NFT-SEC-06: Wrong permissions claim value → 403
Summary: Verifies AC-9.2 — the policy is exact-string match, hardcoded. Traces to: AC-9.2
Steps:
| Step | Consumer Action | Expected Response |
|---|---|---|
| 1 | Mint token with permissions="ADMIN", valid otherwise |
|
| 2 | GET /vehicles |
403 |
| 3 | Mint token with permissions="fl" (lowercase), valid otherwise |
|
| 4 | GET /vehicles |
403 |
| 5 | Mint token with permissions="FLight", valid otherwise |
|
| 6 | GET /vehicles |
403 |
Pass criteria: 403 for every wrong-value case.
NFT-SEC-07: Health endpoint exempt from auth
Summary: Verifies AC-7.1, AC-9.4 (contrast) — /health is anonymous.
Traces to: AC-7.1, AC-9.4
Steps:
| Step | Consumer Action | Expected Response |
|---|---|---|
| 1 | GET /health with no Authorization |
200 |
| 2 | GET /health with Authorization: Bearer <expired token> |
200 (auth not evaluated) |
Pass criteria: 200 in both cases.
NFT-SEC-08: Stack trace not leaked in 500 body
Summary: Verifies AC-8.6 + AC-10.3 — internal exception details stay in the log, not the HTTP body. Traces to: AC-8.6, AC-10.3
Steps:
| Step | Consumer Action | Expected Response |
|---|---|---|
| 1 | Force a 500 (drop vehicles table mid-test, then GET /vehicles/{any}) |
|
| 2 | Inspect response body | body == { "statusCode":500, "message":"Internal server error" } exactly; NO key matching stack, stackTrace, exception, inner, trace; NO file path; NO type name in the body |
| 3 | docker logs missions | grep "Unhandled exception" |
At least one matching line; line contains the file path of the throw site OR the exception type name (the log-side info is private to operators) |
Pass criteria: response body contains only statusCode, message; log contains stack info.

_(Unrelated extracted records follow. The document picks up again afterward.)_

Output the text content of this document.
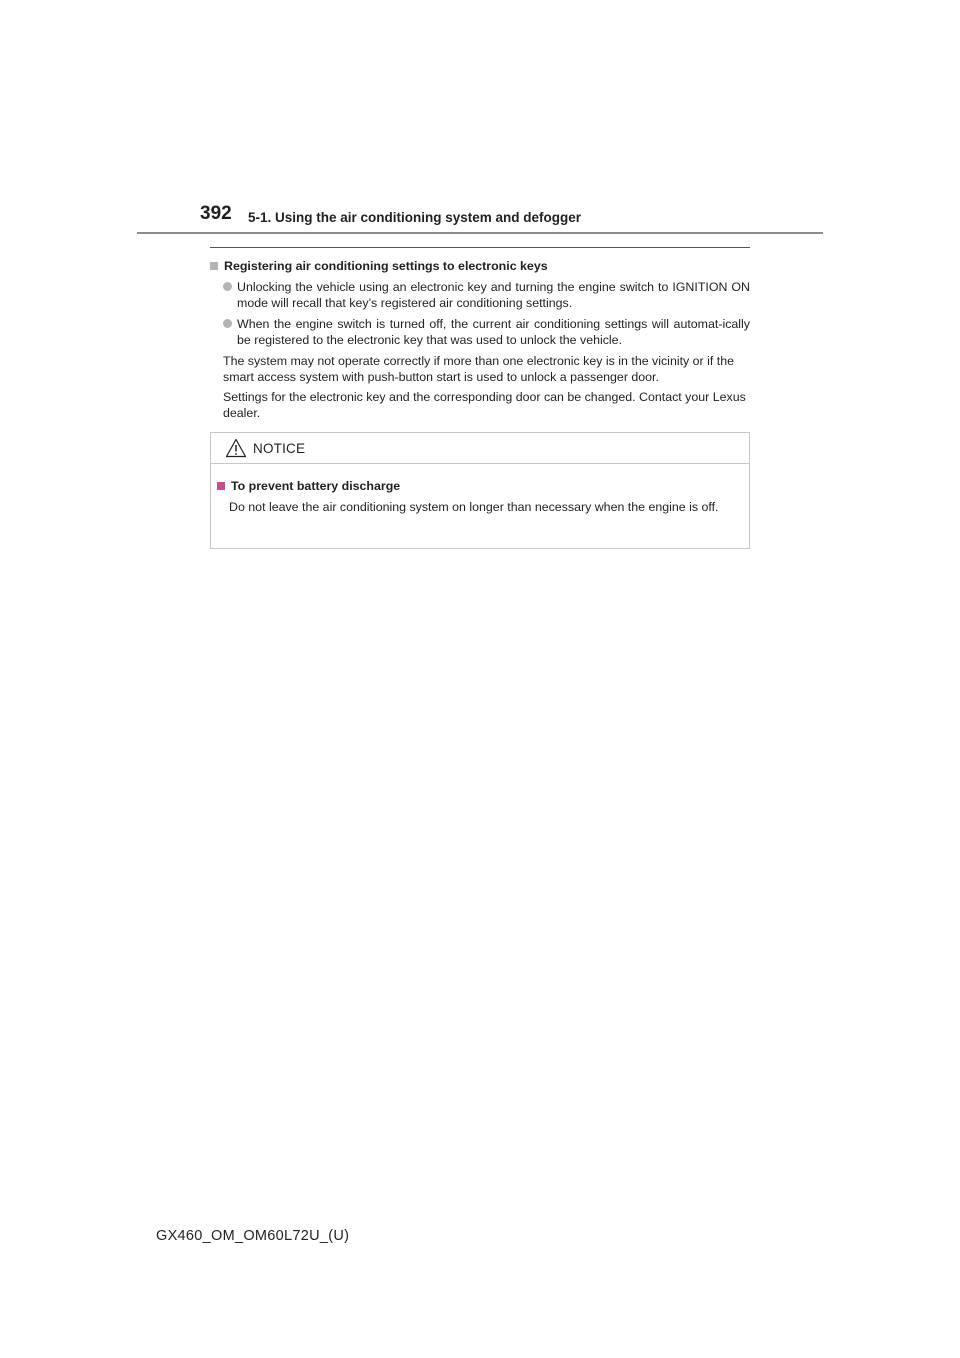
392 5-1. Using the air conditioning system and defogger
Registering air conditioning settings to electronic keys
Unlocking the vehicle using an electronic key and turning the engine switch to IGNITION ON mode will recall that key’s registered air conditioning settings.
When the engine switch is turned off, the current air conditioning settings will automat-ically be registered to the electronic key that was used to unlock the vehicle.

The system may not operate correctly if more than one electronic key is in the vicinity or if the smart access system with push-button start is used to unlock a passenger door.

Settings for the electronic key and the corresponding door can be changed. Contact your Lexus dealer.

NOTICE
To prevent battery discharge

Do not leave the air conditioning system on longer than necessary when the engine is off.

GX460_OM_OM60L72U_(U)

NFT-SEC-09: SQL injection guard via parameterised queries
Summary: Defensive — verifies linq2db's parameterised query path is in effect for filter strings. Traces to: AC-1.6 (filter), AC-2.3 (filter), defensive
Steps:
| Step | Consumer Action | Expected Response |
|---|---|---|
| 1 | GET /vehicles?name='%20OR%20'1'%3D'1 (URL-encoded ' OR '1'='1) |
200; body.length == 0 (no row matches the literal ' OR '1'='1 string against BR-01 etc.) |
| 2 | GET /missions?name=%3B%20DROP%20TABLE%20vehicles%3B%20-- (URL-encoded ; DROP TABLE vehicles; --) |
200; body.TotalCount == 0; side-channel verifies vehicles table still exists |
Pass criteria: filter inputs are treated as literal strings; no SQL execution; no DDL side-effect.
Notes
- Tests that drop tables (NFT-SEC-08) run in a per-class fixture that recreates the schema before subsequent tests.
- The CMMC L2 row 3 (
iss/aud) gap is acknowledged but NOT remediated in this Epic; NFT-SEC-04 documents today's permissive behavior so a future enforcement change is detected. - No fuzz testing today (recommended follow-up under a separate refactor cycle).